I wszystko to na kilka tygodni przed rozpoczęciem nowego roku szkolnego, w trakcie którego znowu możemy być świadkami nauki zdalnej, wprowadzonej albo z powodu pandemii, albo... problemów z ogrzewaniem placówek oświatowych. A edukacja w trybie zdalnym wraz z ograniczeniem aktywności towarzysko-rówieśniczej często wywoływała wśród uczniów poczucie izolacji. Z drugiej jednak strony takie rozwiązanie w wielu przypadkach uwalniało dzieci i nastolatki od konieczności codziennego mierzenia się ze stresem, ocenianiem i krytyką w szkole, dając możliwość ukrywania swoich kryzysów. Tylko czy takie cierpienie w samotności jest lepsze niż szukanie pomocy u specjalisty?
Problem w tym, że dotarcie do psychiatry dziecięcego nie jest zadaniem łatwym. Szacuje się, że ogółem w Polsce brakuje ponad 300 takich specjalistów. – Świat dorosłych nie jest przygotowany do radzenia sobie z problemami młodych ludzi, a rodzice nie potrafią rozmawiać ze swoimi dziećmi – mówił przed dwoma laty prof. Janusz Heitzman z Instytutu Psychiatrii i Neurologii w Warszawie, podczas kampanii społeczno-edukacyjnej Forum przeciw Depresji. Podkreślał, że przyczyną powstawania sytuacji kryzysowych jest często brak właściwych relacji rodzicielskich, co w połączeniu z niepowodzeniami w szkole może powodować poczucie całkowitej bezradności i osamotnienia. A to sprawia, że wiele młodych osób decyduje się na samookaleczenia czy nawet próby samobójcze.
Nie da się ukryć, że nasz system opieki zdrowotnej nie jest gotowy na gwałtowny przyrost przypadków dzieci i młodzieży z problemami psychicznymi. – Problemem jest ograniczona dostępność określonych świadczeń, co wynika z wieloletnich zaniedbań w zakresie psychiatrii dziecięcej – przyznaje prof. Piotr Gałecki. – Staramy się to poprawiać. Większość przypadków może być leczona ambulatoryjnie. Dlatego też NFZ kładzie teraz nacisk na rozwój psychiatrii środowiskowej i ambulatoryjnej. Sprawą o wiele istotniejszą jest przekonanie potencjalnych pacjentów, że można im pomóc. Dotyczy to także najmłodszego pokolenia. Nie ukrywam, że musimy włożyć więcej wysiłku w tworzenie sprawnego systemu psychiatrii dziecięcej, bo dzieci wymagających pomocy w tym zakresie jest, niestety, coraz więcej.

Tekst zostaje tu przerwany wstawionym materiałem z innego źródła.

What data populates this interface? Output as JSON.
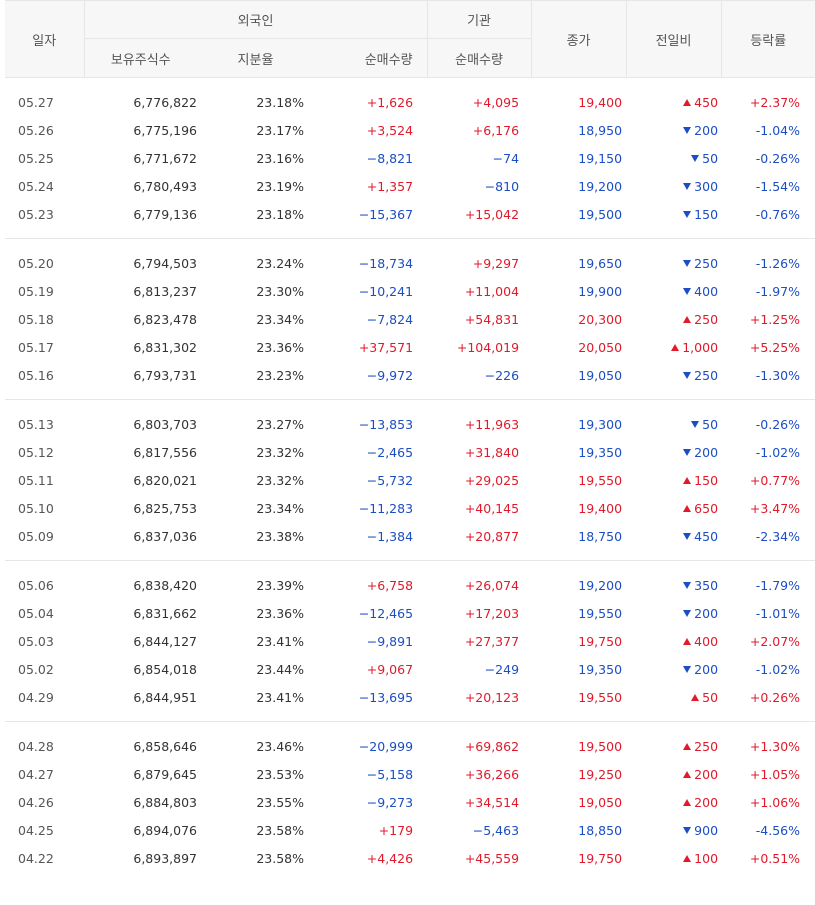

Na potwierdzenie tych słów wystarczy podać, że w ubiegłym roku NFZ odnotował ponad 25 tys. przypadków wizyt i porad psychiatrycznych dotyczących nieletnich. To dwa razy więcej niż cztery lata temu. A trzeba pamiętać, że zebrane przez NFZ dane nie są pełne. Wielu młodych ludzi cierpi i nie może liczyć na specjalistyczną pomoc. Dlatego też rodzice powinni pamiętać, że depresja to jedna z najbardziej podstępnych i groźnych chorób. Jej najczęstszymi objawami u młodych ludzi są: izolowanie się (np. zamykanie się w pokoju), ciągłe zmęczenie, brak motywacji i energii do codziennych czynności, zaburzenia snu. Pojawiają się też trudności z koncentracją, gorszy apetyt, niska samoocena i pogorszenie relacji zarówno z najbliższymi, jak i rówieśnikami. Trzeba zwracać baczną uwagę na takie zachowania i odpowiednio reagować. Dzięki temu można bowiem w porę zapobiec tragedii.